Tilly Norwood is a character created using generative artificial intelligence in 2025 by Xicoia, the AI division of Particle6 Group, a production company founded by Eline Van der Velden. "AI Commissioner", the first project to feature the Norwood character, was criticized by reviewers for The Guardian, PC Gamer, and The A.V. Club. A press release that talent agencies expressed interest in representing the character attracted strong criticism from Hollywood actors and firms, prompting allegations of personality rights violations and arguments over the impact of the character on production costs in the media industry.

== History ==
The Norwood character was created by Xicoia, which was founded in February 2025 as the artificial intelligence (AI) division of Particle6, a production company founded by Dutch actress and producer Eline Van der Velden in 2015. Van der Velden had previously starred in a satirical comedy series for BBC Three based around her character Miss Holland, whom she created in 2012 as a parody of beauty standards. She stated that the process of creating Norwood took "a long time" and compared the process to that of writers creating characters.

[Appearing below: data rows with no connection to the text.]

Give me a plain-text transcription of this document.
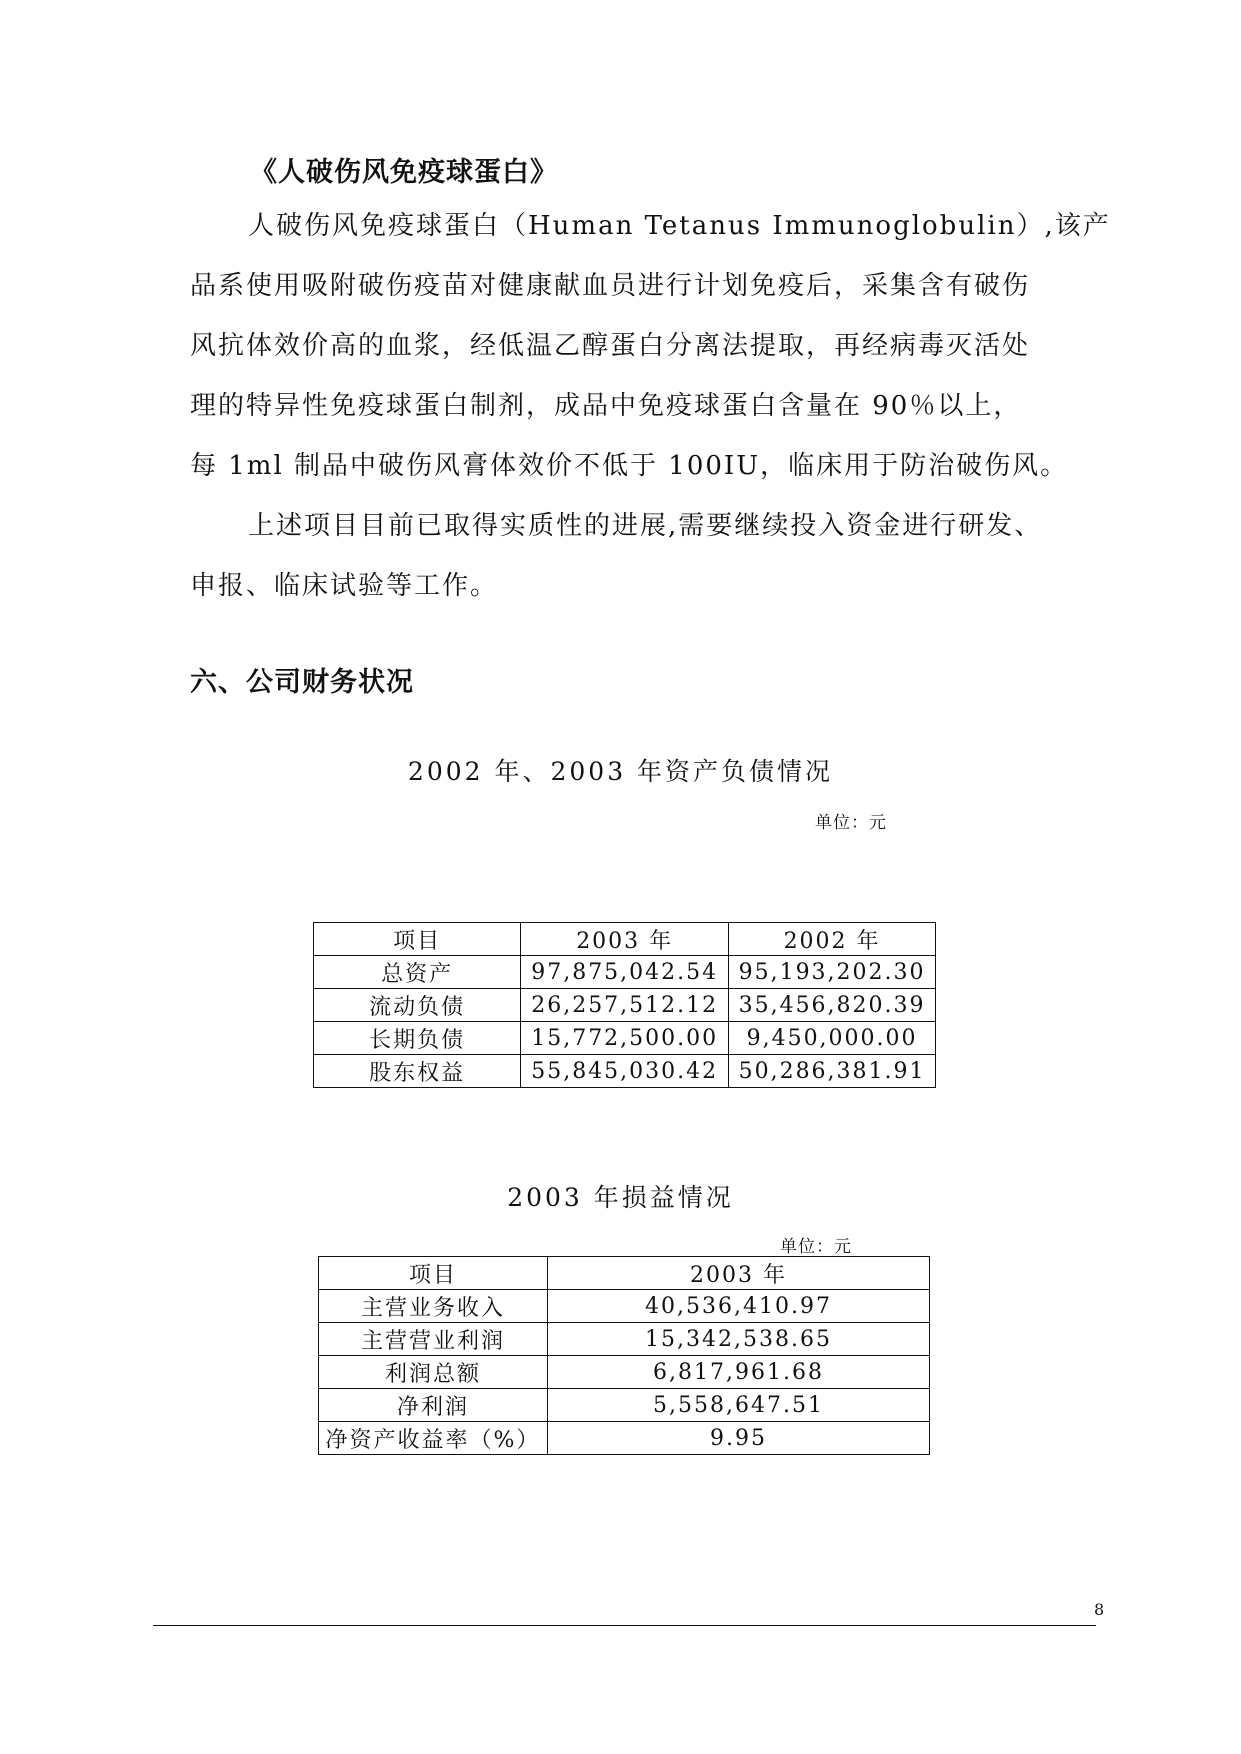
《人破伤风免疫球蛋白》
人破伤风免疫球蛋白（Human Tetanus Immunoglobulin）,该产
品系使用吸附破伤疫苗对健康献血员进行计划免疫后，采集含有破伤
风抗体效价高的血浆，经低温乙醇蛋白分离法提取，再经病毒灭活处
理的特异性免疫球蛋白制剂，成品中免疫球蛋白含量在 90％以上，
每 1ml 制品中破伤风膏体效价不低于 100IU，临床用于防治破伤风。
上述项目目前已取得实质性的进展,需要继续投入资金进行研发、
申报、临床试验等工作。
六、公司财务状况
2002 年、2003 年资产负债情况
单位：元
项目	2003 年	2002 年
总资产	97,875,042.54	95,193,202.30
流动负债	26,257,512.12	35,456,820.39
长期负债	15,772,500.00	9,450,000.00
股东权益	55,845,030.42	50,286,381.91
2003 年损益情况
单位：元
项目	2003 年
主营业务收入	40,536,410.97
主营营业利润	15,342,538.65
利润总额	6,817,961.68
净利润	5,558,647.51
净资产收益率（%）	9.95
8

An Instagram account under Norwood's name, with posts dating back to 6 May 2025, gained 50,000 followers by 3 October, and featured AI-generated modelling shots, selfies, and epic film scenes. Van der Velden stated in July 2025 that she intended Norwood to be the next Scarlett Johansson or Natalie Portman and later said that audiences were more interested in a film's story than whether its actors were real. Particle6 has claimed that using Norwood could cut production costs by 90%.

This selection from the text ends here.